Limes are often known as “green gold” in Mexico, and for a long while, the lime industry was primarily controlled by the drug gangs in the country, even telling the farmers where and when to sell their crops and at what price. The cartel would often even take up to ten percent of the 2,000 profits per week. This went on for a while. That is, until the federal police started cracking down on the drug gangs in Mexico. Now, farmers are enjoying their profits, even during the past year’s lime shortage and price hike.
Lime costs are now back to normal after the spike in prices this past year, with individual limes selling for 30 cents each. In some stores, however, prices of the fruit are still up around a $1.00, but they still seem to be dropping steadily. The lime panic had limes formerly selling for as high as $1.50 for each individual lime and in some cases, for over $100 for large boxes. Restaurant owners and chefs had a hard time deciding whether to shell out the cash for the citrus fruit. Drinks and foods such as Margaritas, Guacamole, and Gin and Tonic, among others all using limes, the scarcity and high prices of the fruit became an issue in many restaurants. The lime prices were particularly an problem in Mexican restaurants, which use limes in a multiplicity of food and drink items. Some restaurants decided to try to substitute other citrus fruits for limes, including lemons and grapefruits, which others opted to leave the all fruit out of the equation altogether, since there was no other citrus fruit that tasted like a lime.

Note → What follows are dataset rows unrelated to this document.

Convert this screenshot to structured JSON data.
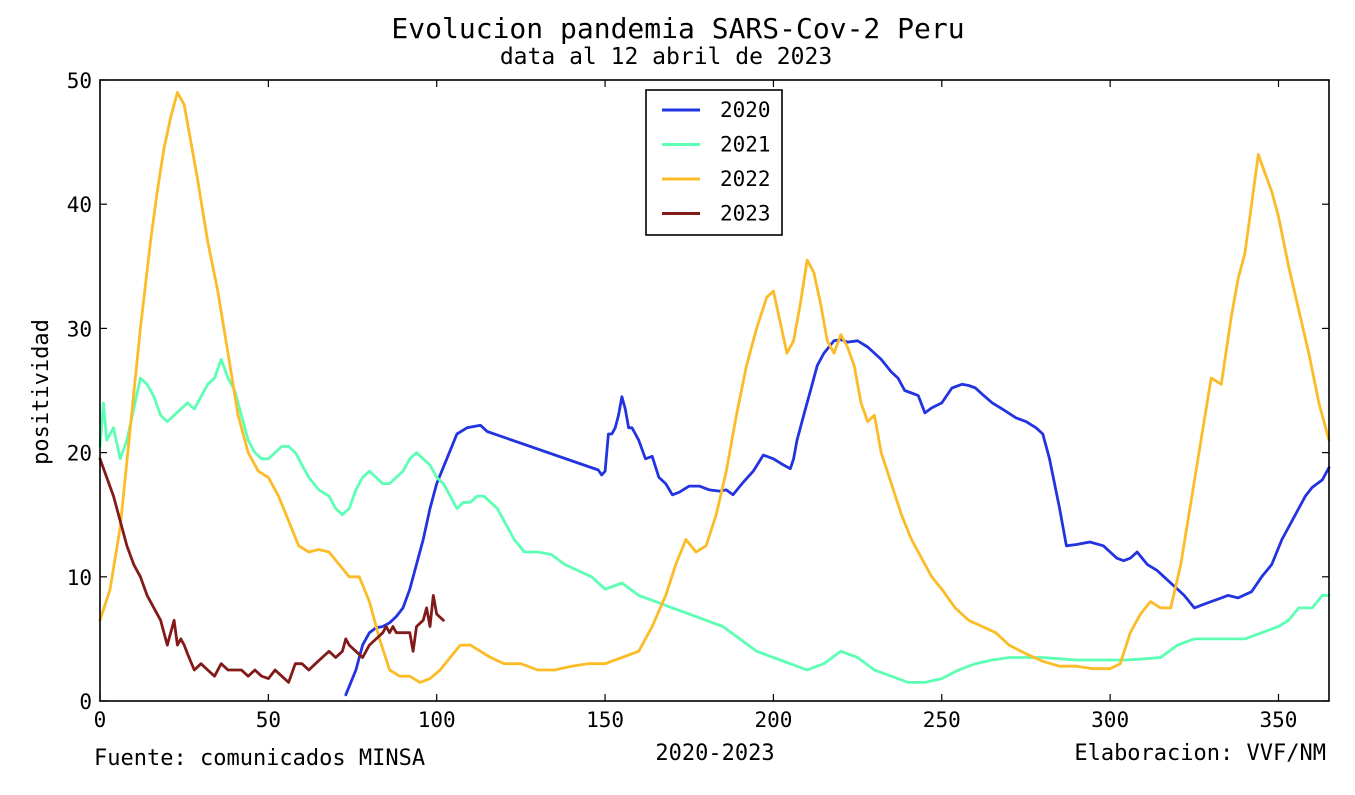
{
  "chart_data": {
    "type": "line",
    "title": "Evolucion pandemia SARS-Cov-2 Peru",
    "subtitle": "data al 12 abril de 2023",
    "xlabel": "2020-2023",
    "ylabel": "positividad",
    "xlim": [
      0,
      365
    ],
    "ylim": [
      0,
      50
    ],
    "xticks": [
      0,
      50,
      100,
      150,
      200,
      250,
      300,
      350
    ],
    "yticks": [
      0,
      10,
      20,
      30,
      40,
      50
    ],
    "grid": false,
    "legend_position": "top-center",
    "source_note": "Fuente: comunicados MINSA",
    "credit_note": "Elaboracion: VVF/NM",
    "series": [
      {
        "name": "2020",
        "color": "#2233e0",
        "x": [
          73,
          76,
          78,
          80,
          82,
          84,
          86,
          88,
          90,
          92,
          94,
          96,
          98,
          100,
          103,
          106,
          109,
          111,
          113,
          115,
          148,
          149,
          150,
          151,
          152,
          153,
          154,
          155,
          156,
          157,
          158,
          159,
          160,
          162,
          164,
          166,
          168,
          170,
          172,
          175,
          178,
          181,
          184,
          186,
          188,
          191,
          194,
          197,
          200,
          203,
          205,
          206,
          207,
          209,
          211,
          213,
          215,
          218,
          220,
          222,
          225,
          228,
          232,
          235,
          237,
          239,
          241,
          243,
          245,
          247,
          250,
          253,
          256,
          258,
          260,
          262,
          265,
          268,
          272,
          275,
          278,
          280,
          282,
          285,
          287,
          290,
          294,
          298,
          300,
          302,
          304,
          306,
          308,
          311,
          314,
          316,
          318,
          320,
          322,
          325,
          328,
          330,
          332,
          335,
          338,
          342,
          345,
          348,
          351,
          354,
          356,
          358,
          360,
          363,
          365
        ],
        "y": [
          0.5,
          2.5,
          4.5,
          5.5,
          5.9,
          6.0,
          6.3,
          6.8,
          7.5,
          9.0,
          11.0,
          13.0,
          15.5,
          17.5,
          19.5,
          21.5,
          22.0,
          22.1,
          22.2,
          21.7,
          18.6,
          18.2,
          18.5,
          21.5,
          21.5,
          22.0,
          23.0,
          24.5,
          23.5,
          22.0,
          22.0,
          21.5,
          21.0,
          19.5,
          19.7,
          18.0,
          17.5,
          16.6,
          16.8,
          17.3,
          17.3,
          17.0,
          16.9,
          17.0,
          16.6,
          17.6,
          18.5,
          19.8,
          19.5,
          19.0,
          18.7,
          19.5,
          21.0,
          23.0,
          25.0,
          27.0,
          28.0,
          29.0,
          29.1,
          28.9,
          29.0,
          28.5,
          27.5,
          26.5,
          26.0,
          25.0,
          24.8,
          24.6,
          23.2,
          23.6,
          24.0,
          25.2,
          25.5,
          25.4,
          25.2,
          24.7,
          24.0,
          23.5,
          22.8,
          22.5,
          22.0,
          21.5,
          19.5,
          15.5,
          12.5,
          12.6,
          12.8,
          12.5,
          12.0,
          11.5,
          11.3,
          11.5,
          12.0,
          11.0,
          10.5,
          10.0,
          9.5,
          9.0,
          8.5,
          7.5,
          7.8,
          8.0,
          8.2,
          8.5,
          8.3,
          8.8,
          10.0,
          11.0,
          13.0,
          14.5,
          15.5,
          16.5,
          17.2,
          17.8,
          18.8
        ]
      },
      {
        "name": "2021",
        "color": "#5cffb4",
        "x": [
          0,
          1,
          2,
          4,
          6,
          8,
          10,
          12,
          14,
          16,
          18,
          20,
          22,
          24,
          26,
          28,
          30,
          32,
          34,
          36,
          38,
          40,
          42,
          44,
          46,
          48,
          50,
          52,
          54,
          56,
          58,
          60,
          62,
          65,
          68,
          70,
          72,
          74,
          76,
          78,
          80,
          82,
          84,
          86,
          88,
          90,
          92,
          94,
          96,
          98,
          100,
          102,
          104,
          106,
          108,
          110,
          112,
          114,
          116,
          118,
          120,
          123,
          126,
          130,
          134,
          138,
          142,
          146,
          150,
          155,
          160,
          165,
          170,
          175,
          180,
          185,
          190,
          195,
          200,
          205,
          210,
          215,
          220,
          225,
          230,
          235,
          240,
          245,
          250,
          255,
          260,
          265,
          270,
          275,
          280,
          285,
          290,
          295,
          300,
          305,
          310,
          315,
          320,
          325,
          330,
          335,
          340,
          345,
          350,
          353,
          356,
          360,
          363,
          365
        ],
        "y": [
          20.5,
          24.0,
          21.0,
          22.0,
          19.5,
          21.0,
          23.5,
          26.0,
          25.5,
          24.5,
          23.0,
          22.5,
          23.0,
          23.5,
          24.0,
          23.5,
          24.5,
          25.5,
          26.0,
          27.5,
          26.0,
          25.0,
          23.0,
          21.0,
          20.0,
          19.5,
          19.5,
          20.0,
          20.5,
          20.5,
          20.0,
          19.0,
          18.0,
          17.0,
          16.5,
          15.5,
          15.0,
          15.5,
          17.0,
          18.0,
          18.5,
          18.0,
          17.5,
          17.5,
          18.0,
          18.5,
          19.5,
          20.0,
          19.5,
          19.0,
          18.0,
          17.5,
          16.5,
          15.5,
          16.0,
          16.0,
          16.5,
          16.5,
          16.0,
          15.5,
          14.5,
          13.0,
          12.0,
          12.0,
          11.8,
          11.0,
          10.5,
          10.0,
          9.0,
          9.5,
          8.5,
          8.0,
          7.5,
          7.0,
          6.5,
          6.0,
          5.0,
          4.0,
          3.5,
          3.0,
          2.5,
          3.0,
          4.0,
          3.5,
          2.5,
          2.0,
          1.5,
          1.5,
          1.8,
          2.5,
          3.0,
          3.3,
          3.5,
          3.5,
          3.5,
          3.4,
          3.3,
          3.3,
          3.3,
          3.3,
          3.4,
          3.5,
          4.5,
          5.0,
          5.0,
          5.0,
          5.0,
          5.5,
          6.0,
          6.5,
          7.5,
          7.5,
          8.5,
          8.5
        ]
      },
      {
        "name": "2022",
        "color": "#fbbc27",
        "x": [
          0,
          3,
          6,
          9,
          12,
          15,
          17,
          19,
          21,
          23,
          25,
          27,
          29,
          32,
          35,
          38,
          41,
          44,
          47,
          50,
          53,
          56,
          59,
          62,
          65,
          68,
          71,
          74,
          77,
          80,
          83,
          86,
          89,
          92,
          95,
          98,
          101,
          104,
          107,
          110,
          113,
          116,
          120,
          125,
          130,
          135,
          140,
          145,
          150,
          155,
          160,
          164,
          168,
          171,
          174,
          177,
          180,
          183,
          186,
          189,
          192,
          195,
          198,
          200,
          202,
          204,
          206,
          208,
          210,
          212,
          214,
          216,
          218,
          220,
          222,
          224,
          226,
          228,
          230,
          232,
          235,
          238,
          241,
          244,
          247,
          250,
          254,
          258,
          262,
          266,
          270,
          275,
          280,
          285,
          290,
          295,
          300,
          303,
          306,
          309,
          312,
          315,
          318,
          321,
          324,
          327,
          330,
          333,
          336,
          338,
          340,
          342,
          344,
          346,
          348,
          350,
          353,
          356,
          359,
          362,
          365
        ],
        "y": [
          6.5,
          9.0,
          14.0,
          22.0,
          30.0,
          37.0,
          41.0,
          44.5,
          47.0,
          49.0,
          48.0,
          45.0,
          42.0,
          37.0,
          33.0,
          28.0,
          23.0,
          20.0,
          18.5,
          18.0,
          16.5,
          14.5,
          12.5,
          12.0,
          12.2,
          12.0,
          11.0,
          10.0,
          10.0,
          8.0,
          5.0,
          2.5,
          2.0,
          2.0,
          1.5,
          1.8,
          2.5,
          3.5,
          4.5,
          4.5,
          4.0,
          3.5,
          3.0,
          3.0,
          2.5,
          2.5,
          2.8,
          3.0,
          3.0,
          3.5,
          4.0,
          6.0,
          8.5,
          11.0,
          13.0,
          12.0,
          12.5,
          15.0,
          18.5,
          23.0,
          27.0,
          30.0,
          32.5,
          33.0,
          30.5,
          28.0,
          29.0,
          32.0,
          35.5,
          34.5,
          32.0,
          29.0,
          28.0,
          29.5,
          28.5,
          27.0,
          24.0,
          22.5,
          23.0,
          20.0,
          17.5,
          15.0,
          13.0,
          11.5,
          10.0,
          9.0,
          7.5,
          6.5,
          6.0,
          5.5,
          4.5,
          3.8,
          3.2,
          2.8,
          2.8,
          2.6,
          2.6,
          3.0,
          5.5,
          7.0,
          8.0,
          7.5,
          7.5,
          11.0,
          16.0,
          21.0,
          26.0,
          25.5,
          31.0,
          34.0,
          36.0,
          40.0,
          44.0,
          42.5,
          41.0,
          39.0,
          35.0,
          31.5,
          28.0,
          24.0,
          21.0
        ]
      },
      {
        "name": "2023",
        "color": "#821a1a",
        "x": [
          0,
          2,
          4,
          6,
          8,
          10,
          12,
          14,
          16,
          18,
          20,
          21,
          22,
          23,
          24,
          25,
          26,
          28,
          30,
          32,
          34,
          36,
          38,
          40,
          42,
          44,
          46,
          48,
          50,
          52,
          54,
          56,
          58,
          60,
          62,
          64,
          66,
          68,
          70,
          72,
          73,
          74,
          76,
          78,
          80,
          82,
          84,
          85,
          86,
          87,
          88,
          90,
          92,
          93,
          94,
          96,
          97,
          98,
          99,
          100,
          102
        ],
        "y": [
          19.5,
          18.0,
          16.5,
          14.5,
          12.5,
          11.0,
          10.0,
          8.5,
          7.5,
          6.5,
          4.5,
          5.5,
          6.5,
          4.5,
          5.0,
          4.5,
          3.8,
          2.5,
          3.0,
          2.5,
          2.0,
          3.0,
          2.5,
          2.5,
          2.5,
          2.0,
          2.5,
          2.0,
          1.8,
          2.5,
          2.0,
          1.5,
          3.0,
          3.0,
          2.5,
          3.0,
          3.5,
          4.0,
          3.5,
          4.0,
          5.0,
          4.5,
          4.0,
          3.5,
          4.5,
          5.0,
          5.5,
          6.0,
          5.5,
          6.0,
          5.5,
          5.5,
          5.5,
          4.0,
          6.0,
          6.5,
          7.5,
          6.0,
          8.5,
          7.0,
          6.5
        ]
      }
    ]
  }
}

Boxes of limes that were selling for 40 dollars a box are now selling for 6 dollars, which is a relief for the owners of restaurants, and also for grocery shoppers. At this time last year, cases, on average, were going for 35 dollars on average. The lime costs finally getting back to normal after the spike in prices this past year can be greatly attributed to improved weather in Mexico and to a far more successful crop of limes this Spring than the one last year.